Blog · 2026-05-28
Hello from HoneyLabs
A short tour of what we run, what is in the dataset, and what we plan to write about here.
What you're looking at
HoneyLabs runs a fleet of internet-facing honeypot sensors and ships the events into a public, query-ready dataset. Right now we have over 13 million events across SSH, HTTP, TLS, and raw-TCP probes.
This blog is where we will share findings from the data. A few examples of what we plan to write up:
- CVE probing waves. When a new exploit lands on Twitter, which IPs are first to start scanning the internet for it. Sometimes within hours.
- ASN heat maps. Which networks are quietly hosting most of the scanning traffic. Often more concentrated than you would expect.
- Bot fleet rotations. When a Mozi or Mirai variant goes dark and a new C&C address replaces it, the timing tells you something about who is operating it.

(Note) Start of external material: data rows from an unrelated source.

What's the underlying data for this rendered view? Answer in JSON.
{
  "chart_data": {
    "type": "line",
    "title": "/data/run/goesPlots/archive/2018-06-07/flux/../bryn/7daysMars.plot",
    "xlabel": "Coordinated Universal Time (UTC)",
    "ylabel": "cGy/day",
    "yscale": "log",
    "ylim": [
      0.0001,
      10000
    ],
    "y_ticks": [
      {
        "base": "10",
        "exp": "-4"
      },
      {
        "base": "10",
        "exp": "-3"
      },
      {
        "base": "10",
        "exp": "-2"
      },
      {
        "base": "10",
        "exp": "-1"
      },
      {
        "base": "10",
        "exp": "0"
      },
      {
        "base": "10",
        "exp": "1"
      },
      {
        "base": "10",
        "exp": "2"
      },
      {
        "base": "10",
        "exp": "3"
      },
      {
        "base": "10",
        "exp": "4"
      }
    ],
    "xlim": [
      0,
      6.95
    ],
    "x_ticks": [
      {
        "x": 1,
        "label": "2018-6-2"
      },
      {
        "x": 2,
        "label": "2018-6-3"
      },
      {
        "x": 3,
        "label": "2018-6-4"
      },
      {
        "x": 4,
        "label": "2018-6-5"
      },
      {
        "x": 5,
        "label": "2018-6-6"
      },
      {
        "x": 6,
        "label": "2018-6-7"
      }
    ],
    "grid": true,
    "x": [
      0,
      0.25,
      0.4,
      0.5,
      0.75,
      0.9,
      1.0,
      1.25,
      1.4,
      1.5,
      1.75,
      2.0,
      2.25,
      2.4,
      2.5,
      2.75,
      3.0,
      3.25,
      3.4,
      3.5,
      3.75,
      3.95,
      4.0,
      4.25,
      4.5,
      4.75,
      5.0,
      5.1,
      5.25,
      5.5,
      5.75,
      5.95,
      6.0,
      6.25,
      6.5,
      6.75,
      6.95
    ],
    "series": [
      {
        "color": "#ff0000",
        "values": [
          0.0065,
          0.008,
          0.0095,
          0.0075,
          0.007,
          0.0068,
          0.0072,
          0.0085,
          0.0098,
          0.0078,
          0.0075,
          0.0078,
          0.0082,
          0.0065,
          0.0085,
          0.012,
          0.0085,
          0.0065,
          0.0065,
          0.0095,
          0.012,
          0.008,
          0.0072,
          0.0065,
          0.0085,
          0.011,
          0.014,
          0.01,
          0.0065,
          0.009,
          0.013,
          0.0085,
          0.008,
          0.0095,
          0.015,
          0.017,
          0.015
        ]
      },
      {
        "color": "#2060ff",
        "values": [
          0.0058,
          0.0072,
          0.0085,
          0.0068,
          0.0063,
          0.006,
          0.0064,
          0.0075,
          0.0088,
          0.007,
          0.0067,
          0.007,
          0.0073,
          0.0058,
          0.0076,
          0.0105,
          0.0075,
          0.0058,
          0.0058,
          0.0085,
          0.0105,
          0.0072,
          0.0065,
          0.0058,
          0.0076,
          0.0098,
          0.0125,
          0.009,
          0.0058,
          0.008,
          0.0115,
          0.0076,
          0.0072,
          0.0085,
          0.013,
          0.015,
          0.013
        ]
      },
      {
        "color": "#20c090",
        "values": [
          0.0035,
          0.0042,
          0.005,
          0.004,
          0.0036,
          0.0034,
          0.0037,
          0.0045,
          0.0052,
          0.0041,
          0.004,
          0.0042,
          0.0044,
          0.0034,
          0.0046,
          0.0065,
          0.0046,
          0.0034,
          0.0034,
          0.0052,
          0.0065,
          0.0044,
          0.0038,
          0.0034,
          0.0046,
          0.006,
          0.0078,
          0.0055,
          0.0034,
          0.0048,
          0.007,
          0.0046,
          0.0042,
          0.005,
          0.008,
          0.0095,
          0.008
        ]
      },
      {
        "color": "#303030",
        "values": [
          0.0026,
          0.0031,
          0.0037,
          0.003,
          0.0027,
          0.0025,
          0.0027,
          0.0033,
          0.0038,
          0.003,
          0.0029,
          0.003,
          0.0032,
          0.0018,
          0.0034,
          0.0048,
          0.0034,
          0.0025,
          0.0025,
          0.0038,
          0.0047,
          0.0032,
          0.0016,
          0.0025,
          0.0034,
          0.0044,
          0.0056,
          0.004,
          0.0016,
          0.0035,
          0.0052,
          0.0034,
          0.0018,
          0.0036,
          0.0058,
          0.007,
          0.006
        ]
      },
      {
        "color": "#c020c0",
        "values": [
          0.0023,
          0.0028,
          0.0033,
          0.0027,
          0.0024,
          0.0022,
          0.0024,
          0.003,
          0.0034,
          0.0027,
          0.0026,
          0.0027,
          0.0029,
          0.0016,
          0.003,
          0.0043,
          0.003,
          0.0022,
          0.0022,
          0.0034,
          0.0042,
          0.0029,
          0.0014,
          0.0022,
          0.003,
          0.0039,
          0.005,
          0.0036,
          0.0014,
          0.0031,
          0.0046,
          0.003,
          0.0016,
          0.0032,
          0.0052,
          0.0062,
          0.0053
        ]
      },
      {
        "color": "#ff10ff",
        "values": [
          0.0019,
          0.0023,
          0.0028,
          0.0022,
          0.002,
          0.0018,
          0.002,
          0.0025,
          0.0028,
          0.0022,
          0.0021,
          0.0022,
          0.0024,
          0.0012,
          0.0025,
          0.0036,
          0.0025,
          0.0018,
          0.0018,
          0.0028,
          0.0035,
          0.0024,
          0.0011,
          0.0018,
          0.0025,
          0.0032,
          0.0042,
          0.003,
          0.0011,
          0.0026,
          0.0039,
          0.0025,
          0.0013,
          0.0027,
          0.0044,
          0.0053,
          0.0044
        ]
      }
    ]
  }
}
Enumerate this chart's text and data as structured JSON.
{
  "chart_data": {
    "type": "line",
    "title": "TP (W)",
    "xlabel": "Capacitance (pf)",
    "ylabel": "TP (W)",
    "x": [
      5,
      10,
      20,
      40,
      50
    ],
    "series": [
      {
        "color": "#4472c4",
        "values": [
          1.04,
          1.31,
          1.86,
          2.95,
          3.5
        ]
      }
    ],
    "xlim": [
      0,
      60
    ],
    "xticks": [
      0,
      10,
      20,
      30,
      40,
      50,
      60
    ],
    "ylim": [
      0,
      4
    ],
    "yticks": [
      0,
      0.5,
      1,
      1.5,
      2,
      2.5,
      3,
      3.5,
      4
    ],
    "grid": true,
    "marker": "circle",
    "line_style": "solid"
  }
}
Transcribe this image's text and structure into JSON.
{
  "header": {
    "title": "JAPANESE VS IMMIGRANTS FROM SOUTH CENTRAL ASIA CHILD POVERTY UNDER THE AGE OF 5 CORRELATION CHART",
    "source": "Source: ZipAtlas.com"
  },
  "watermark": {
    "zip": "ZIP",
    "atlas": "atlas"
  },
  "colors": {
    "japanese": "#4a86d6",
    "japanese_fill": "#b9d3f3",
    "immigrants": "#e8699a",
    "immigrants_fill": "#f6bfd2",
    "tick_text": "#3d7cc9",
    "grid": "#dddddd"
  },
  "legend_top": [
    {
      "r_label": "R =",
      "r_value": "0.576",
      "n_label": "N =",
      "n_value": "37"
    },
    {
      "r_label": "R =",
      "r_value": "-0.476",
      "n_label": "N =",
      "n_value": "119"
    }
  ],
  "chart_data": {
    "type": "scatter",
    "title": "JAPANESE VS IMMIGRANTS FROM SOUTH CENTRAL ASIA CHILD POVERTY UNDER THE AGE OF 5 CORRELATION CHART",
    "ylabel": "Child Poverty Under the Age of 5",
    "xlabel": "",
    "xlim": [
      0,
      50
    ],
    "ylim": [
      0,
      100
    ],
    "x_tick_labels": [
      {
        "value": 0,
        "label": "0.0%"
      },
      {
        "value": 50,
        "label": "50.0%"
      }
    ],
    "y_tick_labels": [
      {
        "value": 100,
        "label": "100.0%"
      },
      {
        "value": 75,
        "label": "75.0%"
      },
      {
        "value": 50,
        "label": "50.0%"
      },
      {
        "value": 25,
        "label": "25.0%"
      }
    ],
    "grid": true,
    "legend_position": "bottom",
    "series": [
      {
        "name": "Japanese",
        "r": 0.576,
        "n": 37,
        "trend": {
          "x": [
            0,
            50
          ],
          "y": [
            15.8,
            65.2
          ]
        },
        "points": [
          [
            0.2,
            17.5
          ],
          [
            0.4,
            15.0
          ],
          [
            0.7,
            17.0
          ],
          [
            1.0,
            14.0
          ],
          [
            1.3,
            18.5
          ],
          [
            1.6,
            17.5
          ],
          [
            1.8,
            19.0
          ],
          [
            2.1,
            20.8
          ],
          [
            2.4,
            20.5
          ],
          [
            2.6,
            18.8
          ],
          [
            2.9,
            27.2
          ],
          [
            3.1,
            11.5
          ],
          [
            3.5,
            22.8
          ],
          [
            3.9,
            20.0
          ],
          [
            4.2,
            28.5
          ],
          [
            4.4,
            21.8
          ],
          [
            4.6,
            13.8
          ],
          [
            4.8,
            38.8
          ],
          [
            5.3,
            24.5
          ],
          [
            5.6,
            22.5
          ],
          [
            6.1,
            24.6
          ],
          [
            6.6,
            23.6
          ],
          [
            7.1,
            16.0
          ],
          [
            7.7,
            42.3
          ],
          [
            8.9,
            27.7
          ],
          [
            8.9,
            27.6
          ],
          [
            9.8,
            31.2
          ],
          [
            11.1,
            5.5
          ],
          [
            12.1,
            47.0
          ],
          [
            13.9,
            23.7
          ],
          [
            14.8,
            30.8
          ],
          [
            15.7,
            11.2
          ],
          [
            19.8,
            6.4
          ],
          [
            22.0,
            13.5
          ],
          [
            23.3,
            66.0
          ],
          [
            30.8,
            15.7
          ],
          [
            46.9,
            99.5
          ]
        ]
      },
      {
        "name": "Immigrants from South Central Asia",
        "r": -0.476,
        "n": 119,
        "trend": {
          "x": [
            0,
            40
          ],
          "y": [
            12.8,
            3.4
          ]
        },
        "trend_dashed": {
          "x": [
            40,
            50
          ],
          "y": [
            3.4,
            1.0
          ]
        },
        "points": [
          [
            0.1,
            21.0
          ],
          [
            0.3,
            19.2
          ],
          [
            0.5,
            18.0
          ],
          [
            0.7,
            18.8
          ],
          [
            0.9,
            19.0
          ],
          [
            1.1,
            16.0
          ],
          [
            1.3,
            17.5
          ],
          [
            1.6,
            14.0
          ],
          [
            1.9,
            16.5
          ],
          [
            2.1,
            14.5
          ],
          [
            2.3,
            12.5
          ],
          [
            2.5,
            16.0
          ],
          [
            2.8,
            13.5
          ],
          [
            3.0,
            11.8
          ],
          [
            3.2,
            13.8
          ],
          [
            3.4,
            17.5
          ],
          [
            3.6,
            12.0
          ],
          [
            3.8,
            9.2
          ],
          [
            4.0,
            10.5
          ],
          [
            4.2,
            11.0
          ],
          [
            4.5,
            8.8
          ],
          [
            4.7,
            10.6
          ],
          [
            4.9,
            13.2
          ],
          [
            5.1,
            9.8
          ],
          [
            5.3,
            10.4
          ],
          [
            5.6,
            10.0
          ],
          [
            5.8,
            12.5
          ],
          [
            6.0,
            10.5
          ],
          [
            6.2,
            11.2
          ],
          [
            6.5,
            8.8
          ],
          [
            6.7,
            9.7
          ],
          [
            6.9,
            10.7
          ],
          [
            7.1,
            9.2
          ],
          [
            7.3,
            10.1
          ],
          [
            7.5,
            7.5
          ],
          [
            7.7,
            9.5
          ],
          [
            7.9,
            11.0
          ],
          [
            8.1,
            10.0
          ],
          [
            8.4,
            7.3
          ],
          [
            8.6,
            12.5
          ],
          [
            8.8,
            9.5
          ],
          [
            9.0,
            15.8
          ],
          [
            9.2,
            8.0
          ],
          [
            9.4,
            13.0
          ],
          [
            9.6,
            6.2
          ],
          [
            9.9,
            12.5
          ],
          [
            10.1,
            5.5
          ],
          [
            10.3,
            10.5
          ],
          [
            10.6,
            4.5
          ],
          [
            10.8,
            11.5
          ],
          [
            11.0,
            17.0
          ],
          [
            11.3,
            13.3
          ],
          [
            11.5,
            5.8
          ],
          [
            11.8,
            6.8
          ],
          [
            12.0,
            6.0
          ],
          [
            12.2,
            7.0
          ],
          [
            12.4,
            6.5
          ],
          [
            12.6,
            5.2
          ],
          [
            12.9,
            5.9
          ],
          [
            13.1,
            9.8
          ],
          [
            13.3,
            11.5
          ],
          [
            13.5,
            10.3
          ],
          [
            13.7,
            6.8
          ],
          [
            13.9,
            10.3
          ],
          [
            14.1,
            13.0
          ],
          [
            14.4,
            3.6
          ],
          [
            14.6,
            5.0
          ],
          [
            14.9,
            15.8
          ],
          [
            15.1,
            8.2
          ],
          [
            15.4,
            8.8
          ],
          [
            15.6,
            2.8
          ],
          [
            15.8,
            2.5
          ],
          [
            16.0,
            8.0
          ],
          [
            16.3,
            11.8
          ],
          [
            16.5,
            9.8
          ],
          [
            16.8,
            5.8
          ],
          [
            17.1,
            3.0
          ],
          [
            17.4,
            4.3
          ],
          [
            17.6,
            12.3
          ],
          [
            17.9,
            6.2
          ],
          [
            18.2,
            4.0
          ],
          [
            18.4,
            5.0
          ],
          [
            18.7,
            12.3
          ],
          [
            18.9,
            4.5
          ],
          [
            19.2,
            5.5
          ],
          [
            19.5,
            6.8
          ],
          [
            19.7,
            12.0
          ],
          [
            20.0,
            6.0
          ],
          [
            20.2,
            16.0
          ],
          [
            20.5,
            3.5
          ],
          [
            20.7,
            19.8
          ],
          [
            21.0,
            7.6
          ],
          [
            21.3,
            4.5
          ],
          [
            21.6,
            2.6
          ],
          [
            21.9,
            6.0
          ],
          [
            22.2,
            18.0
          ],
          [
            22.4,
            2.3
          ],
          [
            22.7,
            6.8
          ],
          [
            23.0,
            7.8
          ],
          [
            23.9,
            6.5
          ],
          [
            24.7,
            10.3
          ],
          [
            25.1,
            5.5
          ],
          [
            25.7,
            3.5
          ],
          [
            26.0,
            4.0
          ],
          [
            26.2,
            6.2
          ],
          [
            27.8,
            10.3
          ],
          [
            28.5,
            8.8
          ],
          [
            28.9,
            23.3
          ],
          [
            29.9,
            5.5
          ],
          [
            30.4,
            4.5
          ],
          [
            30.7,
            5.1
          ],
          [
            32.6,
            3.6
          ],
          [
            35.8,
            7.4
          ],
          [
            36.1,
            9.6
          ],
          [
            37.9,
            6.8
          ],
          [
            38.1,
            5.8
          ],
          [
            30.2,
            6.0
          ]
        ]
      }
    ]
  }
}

- Tool fingerprints. TLS JA4 and HTTP JA4H signatures cluster scanners into families. We will publish lookup tables when we find something useful.
How to use the data yourself
- /lookup for ad-hoc IP, ASN, port, or CVE queries with full boolean syntax.
- /feeds to turn any query into a daily digest email or a token-gated URL your firewall can pull.
- /mcp to wire HoneyLabs into Claude, Cursor, or any other MCP client and ask natural-language questions over the data.
The dataset is free for individual research use. We will publish writeups here as we find things worth sharing.